O Espírito Públio ensina que o Reino de Deus é concedido àqueles que têm a capacidade de escolher as coisas divinas acima daquelas que lhes possibilitem os prazeres e o desfrute das vantagens terrenas. E entre as coisas mais difíceis para os que não entendem a sua destinação espiritual está o desprender-se dos bens que lhe dão uma falsa convicção de poder, de superioridade, de importância.

Os espíritos mesquinhos buscam viver na senda das aparências das quais retiram o prazer efêmero de se sentirem acima  dos demais pelos bens com que se fantasiam, pelas roupas e carros nos quais desfilam sua insignificância, pela imponência suntuosa e extravagante com que a sua miséria pessoal se satisfaz em mostrar-se aos outros, sentindo infantil êxtase.
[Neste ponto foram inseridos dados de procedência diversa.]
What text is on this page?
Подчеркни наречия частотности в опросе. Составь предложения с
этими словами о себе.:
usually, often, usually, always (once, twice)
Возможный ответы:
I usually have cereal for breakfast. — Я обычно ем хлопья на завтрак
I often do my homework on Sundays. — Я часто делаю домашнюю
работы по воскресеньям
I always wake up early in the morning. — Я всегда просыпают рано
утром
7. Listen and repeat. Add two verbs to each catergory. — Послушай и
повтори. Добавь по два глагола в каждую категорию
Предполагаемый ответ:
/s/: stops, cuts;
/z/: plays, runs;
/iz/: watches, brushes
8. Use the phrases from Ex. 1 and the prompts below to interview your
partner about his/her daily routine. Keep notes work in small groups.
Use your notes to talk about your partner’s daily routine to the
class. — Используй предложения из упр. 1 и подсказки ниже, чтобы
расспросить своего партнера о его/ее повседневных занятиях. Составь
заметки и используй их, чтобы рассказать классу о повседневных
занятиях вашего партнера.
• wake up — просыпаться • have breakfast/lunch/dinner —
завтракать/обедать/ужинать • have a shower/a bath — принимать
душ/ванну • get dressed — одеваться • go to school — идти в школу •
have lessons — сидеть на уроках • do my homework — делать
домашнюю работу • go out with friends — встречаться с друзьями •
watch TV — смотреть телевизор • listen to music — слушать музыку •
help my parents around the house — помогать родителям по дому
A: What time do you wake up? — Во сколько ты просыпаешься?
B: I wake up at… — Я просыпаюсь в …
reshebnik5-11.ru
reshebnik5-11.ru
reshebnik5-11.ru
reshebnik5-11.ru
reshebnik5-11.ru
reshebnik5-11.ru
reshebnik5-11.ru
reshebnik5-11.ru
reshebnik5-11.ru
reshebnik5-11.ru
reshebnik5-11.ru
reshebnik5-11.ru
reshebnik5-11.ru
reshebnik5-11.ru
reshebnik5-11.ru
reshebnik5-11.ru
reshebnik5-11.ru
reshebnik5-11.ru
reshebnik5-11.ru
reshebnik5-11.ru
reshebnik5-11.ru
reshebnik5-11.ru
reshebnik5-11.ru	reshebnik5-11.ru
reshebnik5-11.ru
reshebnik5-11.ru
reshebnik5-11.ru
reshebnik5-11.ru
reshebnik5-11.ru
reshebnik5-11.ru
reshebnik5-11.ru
No entanto, toda a vivência nessa atmosfera de mentiras e indiferenças, demonstra a quantidade de egoísmo que se inoculou no íntimo de cada um a dizer, em seu nome, o tamanho do lodo que se instalou em si próprio. Em face dessa condição, na aproximação fatal do momento de despedir-se de toda a falsa encenação na qual investiu os seus recursos, o despreparado ser humano tenta garantir para si a possibilidade de invadir o paraíso como um clandestino viajante, um ladrão solerte, lançando mão de recursos que pareciam ter-lhe pertencido como forma de barganhar no momento do acerto de contas, na alfândega da Verdade.

Nessa hora que espera por todos, entenderemos o que Jesus pretendeu dizer quando, profundamente, afirmou que não se pode servir a dois senhores.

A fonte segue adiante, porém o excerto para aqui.